事實上,更大的「殘酷」就藏在人的心中,藏在吞噬人類的命運之中,不是嗎?
沒有流血,也死不了,但身處其中的人卻深感痛苦、悲慘,且生不如死。內心所受到的創傷,甚至使人一蹶不振……我想透過本書敘述的,就是這層意義下的「殘酷」。
例如在〈孩子們的屠殺遊戲〉中,主角法蘭茲視同學雅各為眼中釘,無所不用其極地欺負他。人與人之間這種霸凌者與被霸凌者的關係,其實從遠古時代就一直存在。
但法蘭茲進行霸凌行為,他的心靈真的能安寧嗎?有沒有可能,他對於只能透過傷害他人來確認自我存在的自己,其實也感到厭惡?
此外,在〈賣火柴的小女孩〉裡,一般都是把薩德侯爵定義為「奸險凶惡」的人,而賣火柴的小女孩則是「天真無邪」;一則奸險凶惡與天真無邪的交會,奸險凶惡與神聖無瑕相遇的故事。不過,這樣的立場或許也會在某一天突然對調。
當道德墮落到極點時,說不定會像撲克牌翻牌一樣,變得神聖;而聖德到極致時,也有可能轉變為奸險凶惡。如果薩德親身體現這樣的奇蹟,又會是什麼情況呢?
再讀了一遍這本書之後,我不禁心想,或許一直以來我想寫的東西,就是這種耐人尋味的價值轉換吧。
和以往一樣,這次執筆《令人戰慄的格林童話豪華版》,也參考了無數海內外的資料。在此向諸多提供參考資料的作者,致上衷心的謝意。
最後,我希望這一回也能帶您盡情享受那個寓意深遠的「『新』格林童話」世界,若能像先前一樣讓您嘗到「恍然大悟」的滋味,那將會令我感到無上的喜悅。
桐生操
殺人城堡
一道愈是被警告不能打開
就愈讓人想打開的「禁忌之門」,
沉睡在裡面的,是遭女性背叛的
男人的瘋狂⋯⋯。
──出自《格林童話》的故事
「沐浴在月光下的維納斯啊⋯⋯。」
亨貝爾克伯爵微笑呢喃道。城堡陽台上,伊妲正半裸著身子躺在沙發上,身上只蓋著一條若隱若現的白色薄紗。橫倚在絲綢枕頭上的肢體,被籠罩在朦朧的月光下。她一動也不動地閉著雙眼,那模樣乍看之下彷彿屍體一樣。那就是伯爵所渴望的。

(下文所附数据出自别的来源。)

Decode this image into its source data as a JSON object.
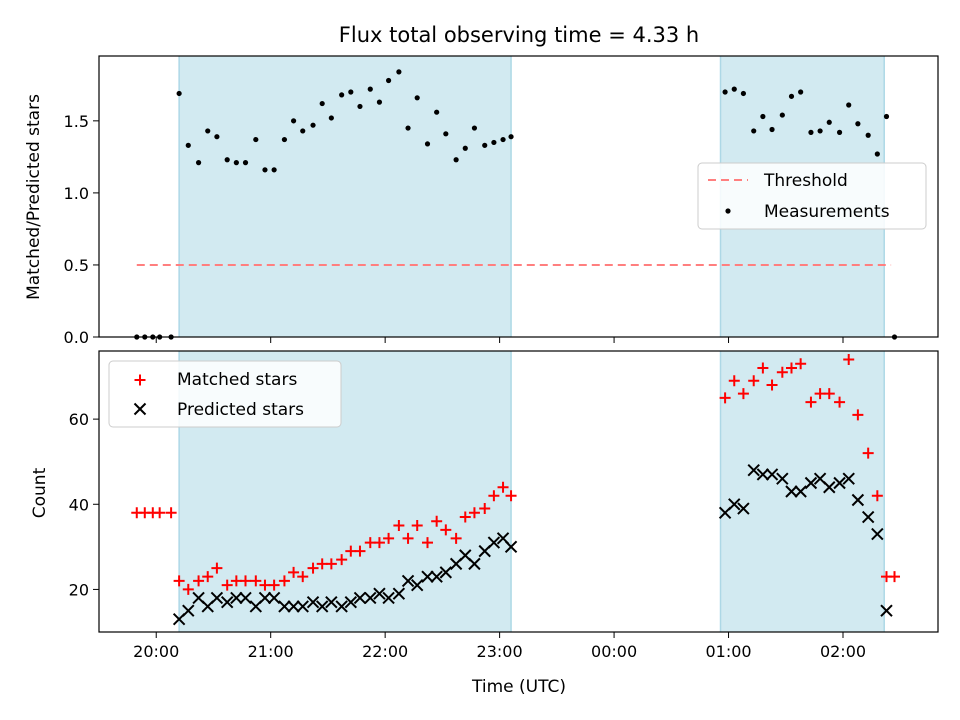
{
  "title": "Flux total observing time = 4.33 h",
  "colors": {
    "threshold": "#ff7f7f",
    "measurement": "#000000",
    "matched": "#ff0000",
    "predicted": "#000000",
    "observing_span": "#add8e6"
  },
  "chart_data": [
    {
      "type": "scatter",
      "panel": "top",
      "ylabel": "Matched/Predicted stars",
      "ylim": [
        0,
        1.95
      ],
      "yticks": [
        0.0,
        0.5,
        1.0,
        1.5
      ],
      "ytick_labels": [
        "0.0",
        "0.5",
        "1.0",
        "1.5"
      ],
      "xlim": [
        19.5,
        26.83
      ],
      "observing_spans": [
        [
          20.2,
          23.1
        ],
        [
          24.93,
          26.36
        ]
      ],
      "legend": {
        "placement": "right",
        "entries": [
          "Threshold",
          "Measurements"
        ]
      },
      "series": [
        {
          "name": "Threshold",
          "style": "dashed-line",
          "x": [
            19.83,
            26.42
          ],
          "y": [
            0.5,
            0.5
          ]
        },
        {
          "name": "Measurements",
          "style": "dots",
          "x": [
            19.83,
            19.9,
            19.97,
            20.03,
            20.13,
            20.2,
            20.28,
            20.37,
            20.45,
            20.53,
            20.62,
            20.7,
            20.78,
            20.87,
            20.95,
            21.03,
            21.12,
            21.2,
            21.28,
            21.37,
            21.45,
            21.53,
            21.62,
            21.7,
            21.78,
            21.87,
            21.95,
            22.03,
            22.12,
            22.2,
            22.28,
            22.37,
            22.45,
            22.53,
            22.62,
            22.7,
            22.78,
            22.87,
            22.95,
            23.03,
            23.1,
            24.97,
            25.05,
            25.13,
            25.22,
            25.3,
            25.38,
            25.47,
            25.55,
            25.63,
            25.72,
            25.8,
            25.88,
            25.97,
            26.05,
            26.13,
            26.22,
            26.3,
            26.38,
            26.45
          ],
          "y": [
            0.0,
            0.0,
            0.0,
            0.0,
            0.0,
            1.69,
            1.33,
            1.21,
            1.43,
            1.39,
            1.23,
            1.21,
            1.21,
            1.37,
            1.16,
            1.16,
            1.37,
            1.5,
            1.43,
            1.47,
            1.62,
            1.52,
            1.68,
            1.7,
            1.6,
            1.72,
            1.63,
            1.78,
            1.84,
            1.45,
            1.66,
            1.34,
            1.56,
            1.41,
            1.23,
            1.31,
            1.45,
            1.33,
            1.35,
            1.37,
            1.39,
            1.7,
            1.72,
            1.69,
            1.43,
            1.53,
            1.44,
            1.54,
            1.67,
            1.7,
            1.42,
            1.43,
            1.49,
            1.42,
            1.61,
            1.48,
            1.4,
            1.27,
            1.53,
            0.0
          ]
        }
      ]
    },
    {
      "type": "scatter",
      "panel": "bottom",
      "xlabel": "Time (UTC)",
      "ylabel": "Count",
      "ylim": [
        10,
        76
      ],
      "yticks": [
        20,
        40,
        60
      ],
      "ytick_labels": [
        "20",
        "40",
        "60"
      ],
      "xlim": [
        19.5,
        26.83
      ],
      "xticks": [
        20,
        21,
        22,
        23,
        24,
        25,
        26
      ],
      "xtick_labels": [
        "20:00",
        "21:00",
        "22:00",
        "23:00",
        "00:00",
        "01:00",
        "02:00"
      ],
      "observing_spans": [
        [
          20.2,
          23.1
        ],
        [
          24.93,
          26.36
        ]
      ],
      "legend": {
        "placement": "top-left",
        "entries": [
          "Matched stars",
          "Predicted stars"
        ]
      },
      "series": [
        {
          "name": "Matched stars",
          "marker": "+",
          "x": [
            19.83,
            19.9,
            19.97,
            20.03,
            20.13,
            20.2,
            20.28,
            20.37,
            20.45,
            20.53,
            20.62,
            20.7,
            20.78,
            20.87,
            20.95,
            21.03,
            21.12,
            21.2,
            21.28,
            21.37,
            21.45,
            21.53,
            21.62,
            21.7,
            21.78,
            21.87,
            21.95,
            22.03,
            22.12,
            22.2,
            22.28,
            22.37,
            22.45,
            22.53,
            22.62,
            22.7,
            22.78,
            22.87,
            22.95,
            23.03,
            23.1,
            24.97,
            25.05,
            25.13,
            25.22,
            25.3,
            25.38,
            25.47,
            25.55,
            25.63,
            25.72,
            25.8,
            25.88,
            25.97,
            26.05,
            26.13,
            26.22,
            26.3,
            26.38,
            26.45
          ],
          "y": [
            38,
            38,
            38,
            38,
            38,
            22,
            20,
            22,
            23,
            25,
            21,
            22,
            22,
            22,
            21,
            21,
            22,
            24,
            23,
            25,
            26,
            26,
            27,
            29,
            29,
            31,
            31,
            32,
            35,
            32,
            35,
            31,
            36,
            34,
            32,
            37,
            38,
            39,
            42,
            44,
            42,
            65,
            69,
            66,
            69,
            72,
            68,
            71,
            72,
            73,
            64,
            66,
            66,
            64,
            74,
            61,
            52,
            42,
            23,
            23
          ]
        },
        {
          "name": "Predicted stars",
          "marker": "x",
          "x": [
            20.2,
            20.28,
            20.37,
            20.45,
            20.53,
            20.62,
            20.7,
            20.78,
            20.87,
            20.95,
            21.03,
            21.12,
            21.2,
            21.28,
            21.37,
            21.45,
            21.53,
            21.62,
            21.7,
            21.78,
            21.87,
            21.95,
            22.03,
            22.12,
            22.2,
            22.28,
            22.37,
            22.45,
            22.53,
            22.62,
            22.7,
            22.78,
            22.87,
            22.95,
            23.03,
            23.1,
            24.97,
            25.05,
            25.13,
            25.22,
            25.3,
            25.38,
            25.47,
            25.55,
            25.63,
            25.72,
            25.8,
            25.88,
            25.97,
            26.05,
            26.13,
            26.22,
            26.3,
            26.38
          ],
          "y": [
            13,
            15,
            18,
            16,
            18,
            17,
            18,
            18,
            16,
            18,
            18,
            16,
            16,
            16,
            17,
            16,
            17,
            16,
            17,
            18,
            18,
            19,
            18,
            19,
            22,
            21,
            23,
            23,
            24,
            26,
            28,
            26,
            29,
            31,
            32,
            30,
            38,
            40,
            39,
            48,
            47,
            47,
            46,
            43,
            43,
            45,
            46,
            44,
            45,
            46,
            41,
            37,
            33,
            15
          ]
        }
      ]
    }
  ]
}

伯爵平時就經常讓伊妲扮演屍體。換上純白的死人服,畫上死人妝,橫躺在靈柩中的屍體。周圍鋪滿無數純白的薔薇花。在強烈花香的刺激下,伊妲幾乎要窒息而亡。
不過儘管有些不舒服,伊妲還是順從著伯爵的命令,因為她雖然覺得噁心,卻還是想知道伯爵究竟為何對屍體執著到這種程度。
「聽說那個著名的女演員莎拉・伯恩哈特很喜歡親自扮演屍體。」有一次伯爵提出這樣的藉口,「她有空的時候就會畫上死人妝,躺進特別訂做的靈柩裡,然後要求在一旁目瞪口呆的男人,跟她一起躺進棺材裡。如果那個男人因為不舒服而拒絕的話,她就會大發雷霆,覺得對方是不是不愛她。
「怎麼說呢?這世上就是有人興趣比較奇怪一點,或是有特殊的偏好。妳不喜歡的話可以不要,但妳在扮演屍體的時候,是妳最美麗的時候。雖然妳自己可能不曉得這件事。」
伯爵說完,用下巴示意伊妲看房間另一端的大鏡子。伊妲小心翼翼地睜開眼睛,鏡中浮現的是她那具被籠罩在月光下的蒼白肢體。
不知為何,那肢體有種不祥的死亡陰影。照映在裸體上的月光,莫名有種令人發毛的感覺。她的裸體在月光的過濾下變幻,彷彿透過濾紙由生到死一般。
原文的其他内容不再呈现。